Objectives Morin is a naturally occurring flavonoid with strong anti-oxidant and anti-inflammatory properties. Studies have shown that flavones modulate neurotransmission through enhancement of gamma amino butyric acid activity in the central nervous system; which led to the hypothesis that they could exert tranquilizing effects in rodents. Hence, this study was designed to evaluate the antipsychotic effect of morin on experimental animal models.

Methods The antipsychotic effect of morin (25, 50 and 100 mg/kg) administered intraperitoneally (i.p.) was assessed on novelty-induced locomotion, apomorphine-induced stereotypy, ketamine-induced stereotypy, ketamine-induced hyperlocomotion and ketamine-enhanced immobility in forced swim test (FST). Catalepsy and rota rod tests were also carried out to evaluate the extrapyramidal side effects of morin.

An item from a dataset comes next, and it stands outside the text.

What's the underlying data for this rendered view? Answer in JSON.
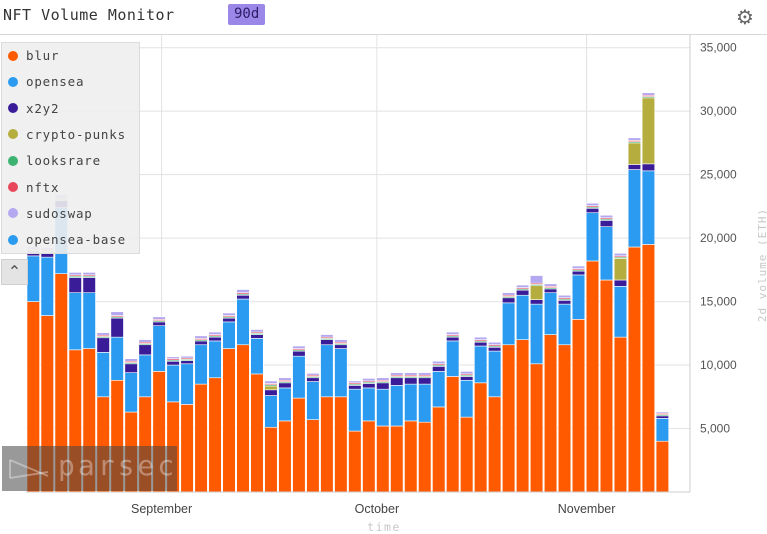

Results Morin (25, 50 and 100 mg/kg, i.p.) pretreatments significantly (p<0.05) demonstrated anti-schizophrenia-like behavior by inhibiting ketamine-induced hyperlocomotion in mice. Moreover, morin (50 and 100 mg/kg, i.p.) significantly (p<0.05) reduced spontaneous locomotor activity. Also, morin suppressed apomorphine-induced stereotypy and ketamine-induced stereotypy. The increase in immobility in FST due to ketamine administration was reduced by morin in a significant dose-dependent manner. Furthermore, the antipsychotic activity of morin was not associated with extrapyramidal side effects, as evidenced by decreased decent latency and increased motoric coordination and performance in mice.

Conclusion The results of the study revealed that morin demonstrated antipsychotic-like property devoid of extrapyramidal side effects in experimental animal models and may be beneficial in the treatment of schizophrenia-like behaviors; particularly in patients with behavioral hyperactivity and negative symptoms.